Sachiko agak kecewa mendengarnya. Hal ini semakin menambah rasa penasarannya dengan rencana Suguru. Sepupunya pasti memberikannya ‘kejutan’, dan bukan kejutan yang menyenangkan tentu saja. Namun karena segalanya sudah siap, Sachiko menjadi pantang untuk mundur, apalagi di saat seperti sekarang.

---

Keesokan paginya, bus penjemput itu telah datang. Dengan cukup mudah sang pengemudinya memasukan kendaraannya tersebut ke dalam halaman rumah kediaman Ogasawara. Keluarga Sachiko memang memiliki rumah besar bergaya Barat dengan halaman yang sangat luas.

Sachiko sendiri sudah siap sejak tadi. Dia juga tidak perlu menunggu lama karena Yumi bersama Rei dan Yoshino sudah datang. Bahkan Suguru dan Yuki menyusul tidak lama setelahnya. Ternyata Yuki ‘dipaksa’ untuk menginap di tempat Suguru. Alasannya karena mereka harus mempersiapkan beberapa keperluan akhir.

Setelah semuanya siap, si pengemudi kemudian memperkenalkan dirinya sebagai Murakami-san, bapak-bapak berusia sekitar 50an. Sangat ramah dan cukup gesit untuk membantu para tamunya untuk menaikan semua bawaan mereka ke dalam bus. Dia juga sangat sopan dan membukakan pintu untuk semua tamunya.

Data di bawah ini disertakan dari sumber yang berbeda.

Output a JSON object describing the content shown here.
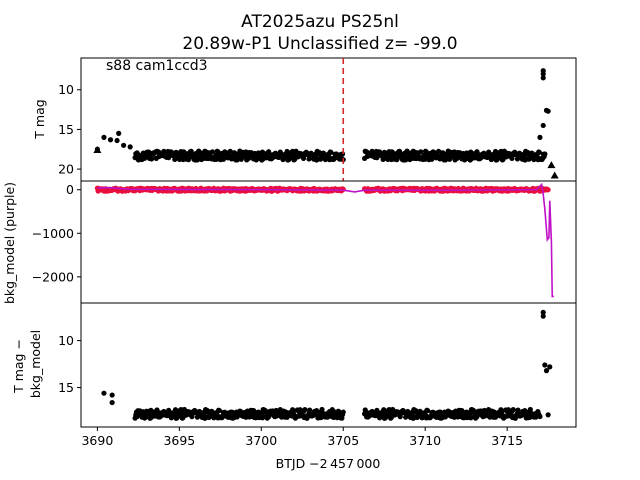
{
  "title": {
    "line1": "AT2025azu  PS25nl",
    "line2": "20.89w-P1 Unclassified z= -99.0"
  },
  "colors": {
    "data": "#000000",
    "bkg_points": "#e8103c",
    "bkg_model_line": "#c010c8",
    "marker_line": "#d62728"
  },
  "chart_data": [
    {
      "type": "scatter",
      "panel": "top",
      "annotation": "s88 cam1ccd3",
      "xlabel": "",
      "ylabel": "T mag",
      "xlim": [
        3689.0,
        3719.2
      ],
      "ylim": [
        21.5,
        6.0
      ],
      "y_inverted": true,
      "yticks": [
        10,
        15,
        20
      ],
      "vertical_line_x": 3705.0,
      "series": [
        {
          "marker": "circle",
          "segments": [
            {
              "x": [
                3690.0,
                3690.4,
                3690.8,
                3691.2,
                3691.6,
                3692.0
              ],
              "y": [
                17.5,
                16.0,
                16.3,
                16.4,
                17.0,
                17.2
              ]
            },
            {
              "x": [
                3692.3,
                3705.0
              ],
              "y": [
                18.3,
                18.3
              ]
            },
            {
              "x": [
                3706.3,
                3717.3
              ],
              "y": [
                18.3,
                18.3
              ]
            }
          ],
          "points": [
            {
              "x": 3691.3,
              "y": 15.5
            },
            {
              "x": 3717.0,
              "y": 16.0
            },
            {
              "x": 3717.2,
              "y": 14.5
            },
            {
              "x": 3717.4,
              "y": 12.6
            },
            {
              "x": 3717.5,
              "y": 12.7
            },
            {
              "x": 3717.2,
              "y": 7.6
            },
            {
              "x": 3717.2,
              "y": 8.0
            },
            {
              "x": 3717.2,
              "y": 8.5
            }
          ]
        },
        {
          "marker": "triangle",
          "points": [
            {
              "x": 3690.0,
              "y": 17.6
            },
            {
              "x": 3717.7,
              "y": 19.5
            },
            {
              "x": 3717.9,
              "y": 20.8
            }
          ]
        }
      ]
    },
    {
      "type": "line",
      "panel": "middle",
      "xlabel": "",
      "ylabel": "bkg_model (purple)",
      "xlim": [
        3689.0,
        3719.2
      ],
      "ylim": [
        -2600,
        200
      ],
      "yticks": [
        0,
        -1000,
        -2000
      ],
      "series": [
        {
          "style": "points",
          "segments": [
            {
              "x": [
                3690.0,
                3705.0
              ],
              "y": [
                0,
                0
              ]
            },
            {
              "x": [
                3706.3,
                3717.5
              ],
              "y": [
                0,
                0
              ]
            }
          ]
        },
        {
          "style": "line",
          "x": [
            3690.0,
            3690.6,
            3692.0,
            3700.0,
            3705.0,
            3705.7,
            3706.3,
            3712.0,
            3716.8,
            3717.1,
            3717.2,
            3717.3,
            3717.45,
            3717.55,
            3717.6,
            3717.7,
            3717.75,
            3717.85
          ],
          "y": [
            40,
            50,
            10,
            0,
            -10,
            -50,
            -10,
            -10,
            0,
            120,
            -100,
            -450,
            -1150,
            -1100,
            -250,
            -1200,
            -2450,
            -2450
          ]
        }
      ]
    },
    {
      "type": "scatter",
      "panel": "bottom",
      "xlabel": "BTJD −2 457 000",
      "ylabel": "T mag − bkg_model",
      "xlim": [
        3689.0,
        3719.2
      ],
      "ylim": [
        19.2,
        6.0
      ],
      "y_inverted": true,
      "yticks": [
        10,
        15
      ],
      "xticks": [
        3690,
        3695,
        3700,
        3705,
        3710,
        3715
      ],
      "series": [
        {
          "marker": "circle",
          "segments": [
            {
              "x": [
                3692.3,
                3705.0
              ],
              "y": [
                17.8,
                17.8
              ]
            },
            {
              "x": [
                3706.3,
                3717.0
              ],
              "y": [
                17.8,
                17.8
              ]
            }
          ],
          "points": [
            {
              "x": 3690.4,
              "y": 15.6
            },
            {
              "x": 3690.9,
              "y": 15.8
            },
            {
              "x": 3690.9,
              "y": 16.6
            },
            {
              "x": 3717.2,
              "y": 7.0
            },
            {
              "x": 3717.2,
              "y": 7.4
            },
            {
              "x": 3717.3,
              "y": 12.6
            },
            {
              "x": 3717.6,
              "y": 12.8
            },
            {
              "x": 3717.4,
              "y": 13.2
            },
            {
              "x": 3717.5,
              "y": 17.9
            }
          ]
        }
      ]
    }
  ]
}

Sachiko memang cukup terkesan. Bus ini memang tidak teralu besar, namun tetap nyaman dan terasa lega. Interior dalamnya juga terkesan mahal dan bersih. Hingga kursinya juga begitu empuk. Sachiko juga menyadari wewangian mawar yang lembut saat pendingin udara mulai dinyalakan. Diam-diam, dirinya mengakui bahwa Suguru memang serius kali ini.

Murakami-san perlahan-lahan membawa kendaraannya pergi. Gaya mengemudinya santun dan sangat mengutamakan keamanan dan kenyamanan para penumpangnya. Murakami membawa busnya menuju ke daerah pegunungan. Walau di jalan gunung yang berkelok-kelok dan penuh dengan tanjakan, dia tetap professional dalam menjalankan tugasnya.

“Hei Sachiko. Kau menikmati perjalanan ini?” Rei menepuk pelan bahu temannya yang duduk di bangku depannya itu.

“Jika harus jujur, ya. Aku tidak menyangka bahwa Suguru pandai mencari paket wisata yang baik.”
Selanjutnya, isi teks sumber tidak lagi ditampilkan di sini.